The pipeline, which also supplies gas to Jordan, has come under attack at least 12 times since Egyptian president Hosni Mubarak was toppled in 2011.
The latest blast took place in the Massaeed area west of the Mediterranean coastal town of al-Arish. Gas pumping was stopped after the explosion.
Residents in al-Arish told Reuters they could see flames from their town. Security forces and fire trucks raced to the scene, witnesses said.
Security in Sinai loosened after Mubarak’s fall as the police presence thinned out across Egypt.
Egypt’s 20-year gas deal with Israel, signed in the Mubarak era, is unpopular with some Egyptians, with critics accusing Israel of not paying enough for the gas.
Previous explosions have sometimes led to weeks-long shutdowns along the pipeline, run by Egypt’s gas transport company Gasco, a subsidiary of the national gas company EGAS.
Egypt said in November it would tighten security measures along the pipeline by installing alarm devices and recruiting security patrols from Bedouin tribesmen in the area.

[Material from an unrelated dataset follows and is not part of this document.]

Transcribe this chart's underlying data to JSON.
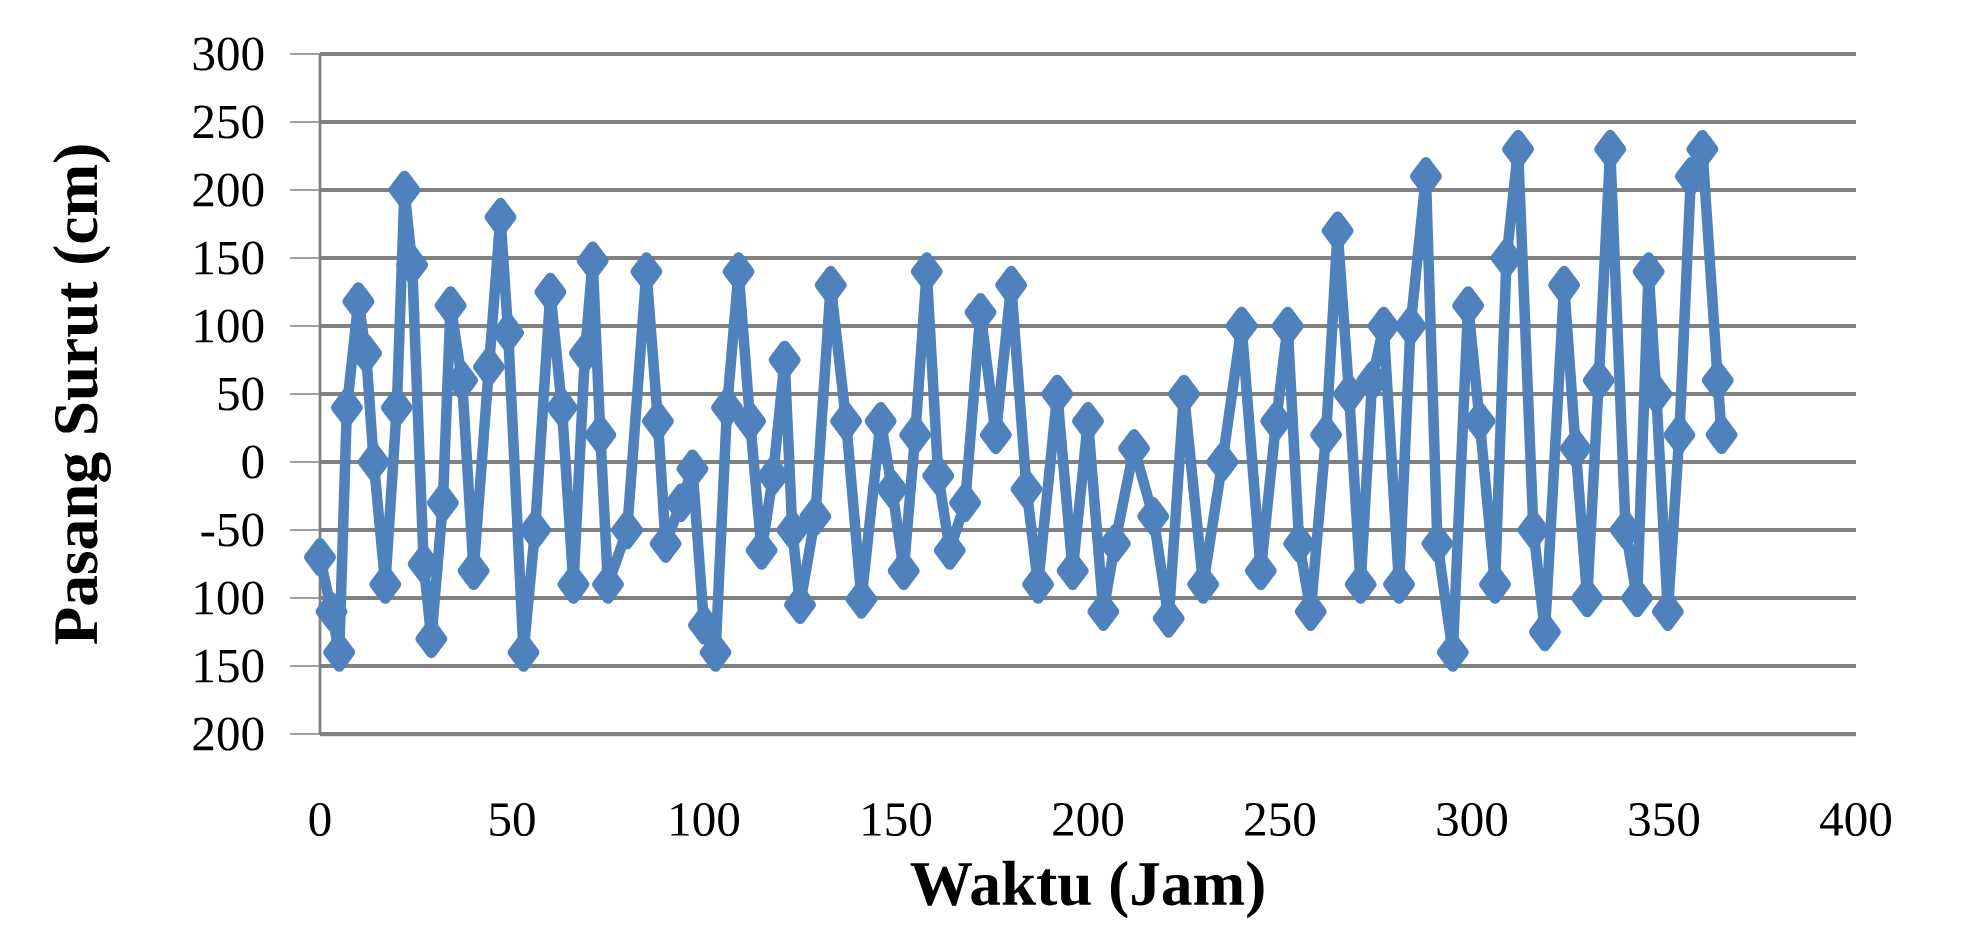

Sinai has long been a restive area, where Bedouins complain of government neglect. It hosts several Red Sea resorts with five-star hotels, but Bedouins say they do not see the benefits.
Egypt doubled the gas price for Jordan in October. Jordan said Monday it would raise electricity prices as of February to cover the rising burden of imported fuel costs after loss of regular Egyptian gas supplies.